I don't see this as particularly "progressive" coded, unless anything that doesn't end in military conflict is "progressive." I don't see overcoming disgust as inherently progressive coded. Maybe you think becoming comfortable with sentient spiders was supposed to be a metaphor for becoming comfortable with gays and trans, or with Muslim immigrants? I certainly didn't read it that way.
Also, spiders are fucking cool.
The rest of the series is also pretty good, though not as good as the first book.

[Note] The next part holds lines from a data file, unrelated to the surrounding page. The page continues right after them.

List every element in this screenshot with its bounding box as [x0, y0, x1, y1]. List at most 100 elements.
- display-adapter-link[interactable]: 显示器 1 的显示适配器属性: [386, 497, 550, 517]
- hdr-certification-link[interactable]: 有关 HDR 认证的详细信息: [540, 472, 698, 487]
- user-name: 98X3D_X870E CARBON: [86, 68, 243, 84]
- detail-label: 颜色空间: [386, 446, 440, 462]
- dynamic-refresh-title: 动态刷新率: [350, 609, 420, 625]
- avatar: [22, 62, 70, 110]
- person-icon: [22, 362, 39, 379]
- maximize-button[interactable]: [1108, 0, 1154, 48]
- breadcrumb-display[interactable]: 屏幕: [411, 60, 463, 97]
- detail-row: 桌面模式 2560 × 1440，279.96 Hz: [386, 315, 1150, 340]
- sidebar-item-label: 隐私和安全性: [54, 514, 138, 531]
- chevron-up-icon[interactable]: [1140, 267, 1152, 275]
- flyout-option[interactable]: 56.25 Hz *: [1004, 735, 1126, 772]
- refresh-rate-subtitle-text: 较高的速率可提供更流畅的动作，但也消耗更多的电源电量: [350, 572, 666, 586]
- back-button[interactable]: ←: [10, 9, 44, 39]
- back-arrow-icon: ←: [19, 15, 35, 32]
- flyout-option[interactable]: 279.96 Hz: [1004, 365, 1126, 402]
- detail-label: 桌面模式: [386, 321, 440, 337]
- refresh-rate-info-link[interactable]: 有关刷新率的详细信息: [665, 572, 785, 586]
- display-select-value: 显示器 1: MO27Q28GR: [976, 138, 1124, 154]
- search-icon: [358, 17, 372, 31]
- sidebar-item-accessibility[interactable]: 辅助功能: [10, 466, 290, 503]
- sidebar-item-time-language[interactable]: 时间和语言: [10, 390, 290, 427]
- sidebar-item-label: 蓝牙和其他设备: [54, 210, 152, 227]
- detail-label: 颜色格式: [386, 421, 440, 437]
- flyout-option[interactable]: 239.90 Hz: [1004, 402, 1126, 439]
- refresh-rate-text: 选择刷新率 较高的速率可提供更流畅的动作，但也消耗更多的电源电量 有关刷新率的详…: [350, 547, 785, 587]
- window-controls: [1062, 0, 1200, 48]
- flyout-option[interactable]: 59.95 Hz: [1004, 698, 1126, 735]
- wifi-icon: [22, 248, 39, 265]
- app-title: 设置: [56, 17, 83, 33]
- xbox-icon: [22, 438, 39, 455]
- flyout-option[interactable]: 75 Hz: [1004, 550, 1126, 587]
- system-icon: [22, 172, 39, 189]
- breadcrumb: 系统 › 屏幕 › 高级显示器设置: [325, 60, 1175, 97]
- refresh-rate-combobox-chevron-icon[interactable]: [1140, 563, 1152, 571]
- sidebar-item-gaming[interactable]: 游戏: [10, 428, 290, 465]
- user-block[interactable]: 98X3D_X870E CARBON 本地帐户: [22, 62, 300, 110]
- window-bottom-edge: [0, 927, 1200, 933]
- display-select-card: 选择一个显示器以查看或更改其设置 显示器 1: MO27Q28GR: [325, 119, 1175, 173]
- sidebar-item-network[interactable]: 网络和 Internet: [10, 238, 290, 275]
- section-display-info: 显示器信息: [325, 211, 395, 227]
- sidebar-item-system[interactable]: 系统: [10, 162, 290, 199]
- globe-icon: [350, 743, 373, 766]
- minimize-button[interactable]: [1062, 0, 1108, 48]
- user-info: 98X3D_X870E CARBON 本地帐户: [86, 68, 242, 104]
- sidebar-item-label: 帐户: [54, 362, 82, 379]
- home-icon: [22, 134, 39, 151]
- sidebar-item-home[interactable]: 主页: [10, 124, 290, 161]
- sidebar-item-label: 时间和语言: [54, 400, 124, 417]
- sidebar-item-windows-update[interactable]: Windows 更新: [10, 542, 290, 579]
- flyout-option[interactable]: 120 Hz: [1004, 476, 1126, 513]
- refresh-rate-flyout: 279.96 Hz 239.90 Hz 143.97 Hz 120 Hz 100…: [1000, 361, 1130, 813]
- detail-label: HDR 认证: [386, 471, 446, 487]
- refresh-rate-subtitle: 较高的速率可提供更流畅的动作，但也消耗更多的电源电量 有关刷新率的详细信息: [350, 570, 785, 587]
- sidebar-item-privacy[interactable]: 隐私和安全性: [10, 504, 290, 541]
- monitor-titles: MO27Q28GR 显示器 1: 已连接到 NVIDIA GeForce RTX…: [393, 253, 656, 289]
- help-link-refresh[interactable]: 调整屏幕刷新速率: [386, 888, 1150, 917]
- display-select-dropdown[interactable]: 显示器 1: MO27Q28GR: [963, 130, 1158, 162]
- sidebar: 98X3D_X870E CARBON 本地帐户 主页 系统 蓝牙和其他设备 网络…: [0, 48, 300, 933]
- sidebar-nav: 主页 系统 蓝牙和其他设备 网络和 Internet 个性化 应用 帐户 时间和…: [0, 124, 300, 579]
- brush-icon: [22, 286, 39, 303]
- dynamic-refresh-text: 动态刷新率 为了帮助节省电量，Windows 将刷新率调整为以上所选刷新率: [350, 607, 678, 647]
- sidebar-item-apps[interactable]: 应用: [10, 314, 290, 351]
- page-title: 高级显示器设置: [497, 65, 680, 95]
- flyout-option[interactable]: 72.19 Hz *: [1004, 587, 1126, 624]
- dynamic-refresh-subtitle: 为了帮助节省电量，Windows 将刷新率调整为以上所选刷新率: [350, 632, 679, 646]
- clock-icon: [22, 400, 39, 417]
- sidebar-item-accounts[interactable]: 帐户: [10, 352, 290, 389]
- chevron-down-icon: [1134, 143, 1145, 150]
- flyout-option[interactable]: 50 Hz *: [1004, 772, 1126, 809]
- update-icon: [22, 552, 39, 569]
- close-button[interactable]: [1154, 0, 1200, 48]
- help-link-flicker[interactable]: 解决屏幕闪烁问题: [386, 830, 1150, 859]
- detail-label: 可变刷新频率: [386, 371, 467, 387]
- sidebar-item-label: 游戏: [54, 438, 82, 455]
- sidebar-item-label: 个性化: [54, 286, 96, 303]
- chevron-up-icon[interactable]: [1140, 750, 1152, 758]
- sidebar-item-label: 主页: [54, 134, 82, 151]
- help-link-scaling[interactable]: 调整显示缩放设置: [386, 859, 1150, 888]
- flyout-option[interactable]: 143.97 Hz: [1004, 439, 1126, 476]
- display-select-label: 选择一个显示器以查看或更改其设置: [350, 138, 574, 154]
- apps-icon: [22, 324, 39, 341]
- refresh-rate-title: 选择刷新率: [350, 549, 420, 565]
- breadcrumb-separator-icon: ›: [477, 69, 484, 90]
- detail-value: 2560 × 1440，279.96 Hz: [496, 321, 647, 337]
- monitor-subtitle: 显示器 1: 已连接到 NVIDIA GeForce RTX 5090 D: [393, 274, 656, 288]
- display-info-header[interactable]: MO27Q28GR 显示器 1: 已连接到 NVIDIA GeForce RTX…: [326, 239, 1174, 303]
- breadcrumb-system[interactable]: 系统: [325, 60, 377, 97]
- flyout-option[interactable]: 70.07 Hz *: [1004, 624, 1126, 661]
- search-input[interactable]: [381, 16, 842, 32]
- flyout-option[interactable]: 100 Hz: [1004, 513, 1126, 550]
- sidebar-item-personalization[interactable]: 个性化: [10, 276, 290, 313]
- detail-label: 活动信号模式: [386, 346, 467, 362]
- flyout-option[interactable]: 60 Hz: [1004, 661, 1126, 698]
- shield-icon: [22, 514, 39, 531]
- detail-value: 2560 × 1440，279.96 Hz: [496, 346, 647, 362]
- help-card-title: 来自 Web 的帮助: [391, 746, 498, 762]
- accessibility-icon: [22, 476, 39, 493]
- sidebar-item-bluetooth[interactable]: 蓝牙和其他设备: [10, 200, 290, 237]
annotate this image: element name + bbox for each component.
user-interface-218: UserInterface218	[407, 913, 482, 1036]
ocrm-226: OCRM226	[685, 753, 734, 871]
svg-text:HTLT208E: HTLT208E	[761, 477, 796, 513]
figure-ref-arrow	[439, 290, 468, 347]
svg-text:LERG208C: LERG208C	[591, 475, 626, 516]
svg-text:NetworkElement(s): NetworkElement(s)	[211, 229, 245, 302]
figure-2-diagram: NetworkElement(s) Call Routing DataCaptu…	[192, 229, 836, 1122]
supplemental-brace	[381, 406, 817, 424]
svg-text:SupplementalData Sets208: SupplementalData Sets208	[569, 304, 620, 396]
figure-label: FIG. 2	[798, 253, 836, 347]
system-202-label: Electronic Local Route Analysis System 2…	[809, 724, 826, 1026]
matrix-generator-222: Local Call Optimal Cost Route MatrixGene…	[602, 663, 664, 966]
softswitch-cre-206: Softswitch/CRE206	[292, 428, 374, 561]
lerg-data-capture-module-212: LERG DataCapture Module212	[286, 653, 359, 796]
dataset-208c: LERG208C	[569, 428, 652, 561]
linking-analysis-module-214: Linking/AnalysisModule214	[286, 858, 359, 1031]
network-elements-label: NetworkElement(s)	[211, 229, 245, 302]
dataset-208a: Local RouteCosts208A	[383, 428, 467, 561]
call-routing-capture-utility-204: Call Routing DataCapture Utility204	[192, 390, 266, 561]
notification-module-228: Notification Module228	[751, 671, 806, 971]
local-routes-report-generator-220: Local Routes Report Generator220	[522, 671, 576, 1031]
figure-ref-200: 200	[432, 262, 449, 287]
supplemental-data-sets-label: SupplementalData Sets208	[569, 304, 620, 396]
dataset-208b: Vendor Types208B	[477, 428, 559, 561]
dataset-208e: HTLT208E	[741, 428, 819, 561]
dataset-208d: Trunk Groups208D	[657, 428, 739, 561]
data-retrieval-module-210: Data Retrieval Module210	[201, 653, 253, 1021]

Of course it makes sense from the spider's POV, but the final part of the conflict is from Holsten's, and his internal monologue is about rejecting his brutish human nature and meekly accepting his new spider overlords instead of going down swinging at a time where they don't know anything about the spider's plans, just that they boarding the ship and injecting everyone with something making people catatonic.
Like, I enjoy his sci-fi worldbuilding and nonhumans, but I would consider his books extremely obvious in their politics, especially because he has real trouble writing compelling villains that don't come across as political pointscoring. Though Chlidren of Time isn't nearly the worst at this, except the embarrassing opening NUN cameo.